How is CTC calculated in salary
CTC in salary can be calculated by summing up the fixed salary, variable pay, and benefits. The following framework can be considered as the standard CTC structure for private sector employees in India.
Deductions made from the CTC include:
Category | Amount |
Income tax | Based on the employee's salary |
Professional tax | Based on the work location and the employee's salary |
Employees state insurance | Based on the work location and the employee's salary |
Labour welfare fund | Based on the work location and the employee's salary |
CTC calculation example
Let's understand how CTC is calculated in salary with an example. Assume Piyush has recently joined a company in Karnataka with the following salary structure.
Component | Monthly amount | Annual amount |
Basic salary | ₹ 50,000 | ₹ 6,00,000 |
House Rent Allowance | ₹ 25,000 | ₹ 3,00,000 |
Medical allowance | ₹ 5,000 | ₹ 60,000 |
Conveyance allowance | ₹ 5,000 | ₹ 60,000 |
Fixed allowance | ₹ 15,000 | ₹ 1,80,000 |
CTC | ₹ 1,00,000 | ₹ 12,00,000 |
The above table shows the total money spent on Piyush by his employer.
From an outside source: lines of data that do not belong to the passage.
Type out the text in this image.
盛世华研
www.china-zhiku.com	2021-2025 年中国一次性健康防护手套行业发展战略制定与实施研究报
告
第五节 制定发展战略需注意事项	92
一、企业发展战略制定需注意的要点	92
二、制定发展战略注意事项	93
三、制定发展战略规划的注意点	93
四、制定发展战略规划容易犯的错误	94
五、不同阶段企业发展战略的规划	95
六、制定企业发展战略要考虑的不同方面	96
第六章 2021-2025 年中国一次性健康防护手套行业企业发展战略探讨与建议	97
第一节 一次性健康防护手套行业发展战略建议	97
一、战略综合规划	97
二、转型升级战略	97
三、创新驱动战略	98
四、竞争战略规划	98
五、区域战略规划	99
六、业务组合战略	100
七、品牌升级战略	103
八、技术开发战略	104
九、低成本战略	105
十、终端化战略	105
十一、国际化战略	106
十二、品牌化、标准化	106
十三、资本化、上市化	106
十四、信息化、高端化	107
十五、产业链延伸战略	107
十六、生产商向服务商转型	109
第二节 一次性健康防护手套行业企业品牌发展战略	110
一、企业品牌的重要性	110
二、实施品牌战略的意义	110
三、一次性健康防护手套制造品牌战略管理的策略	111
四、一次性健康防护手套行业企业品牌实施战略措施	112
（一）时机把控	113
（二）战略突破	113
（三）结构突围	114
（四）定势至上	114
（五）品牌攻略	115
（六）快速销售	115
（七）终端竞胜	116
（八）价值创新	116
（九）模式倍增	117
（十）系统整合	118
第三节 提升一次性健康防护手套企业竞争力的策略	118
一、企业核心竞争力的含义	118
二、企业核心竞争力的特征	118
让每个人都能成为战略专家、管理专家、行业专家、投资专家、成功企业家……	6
Now, we will calculate the deductions from his CTC by considering his work location and salary.
Piyush and his employer will each contribute 12% of his basic salary towards the PF every month. Since his work location is in Karnataka, he is liable to pay a professional tax of ₹ 200 every month. Additionally, the income tax amount can be calculated according to the current tax rates set by the government.
Benefit/ deduction type | Monthly amount | Annual amount |
PF contribution | ₹ 6,000 | ₹ 72,000 |
Professional tax | ₹ 200 | ₹ 2,400 |
Income tax | ₹ 4,124 | ₹ 49,493 (New tax regime) |
These amounts are deducted from Piyush's monthly CTC and the remainder is paid to him as net salary or take-home salary, which is ₹ 89,676.
Frequently asked questions on CTC
What is the meaning of CTC?
CTC, or Cost to Company, represents the total annual expense incurred by an employer on an employee. It includes all fixed and variable components, benefits, and any other perks provided over the course of a year.
Is CTC the same as the take-home salary?
No, CTC is not the same as the take-home salary. The take-home salary, also known as net salary, is the actual amount an employee receives after all deductions such as income tax, provident fund contributions, professional tax, and insurance premiums are taken from the CTC. The take-home salary is usually lower than the CTC.
Is CTC monthly or yearly?
CTC is usually mentioned on an annual basis and represents the total yearly cost a company spends on an employee. For better understanding, employees often divide the annual CTC by 12 to get an estimate of their monthly earnings before deductions.
Is gratuity a part of CTC?
Yes, gratuity is a part of CTC. It is a lump sum amount paid to employees as a form of gratitude for their service when they retire or resign after five years of continuous service.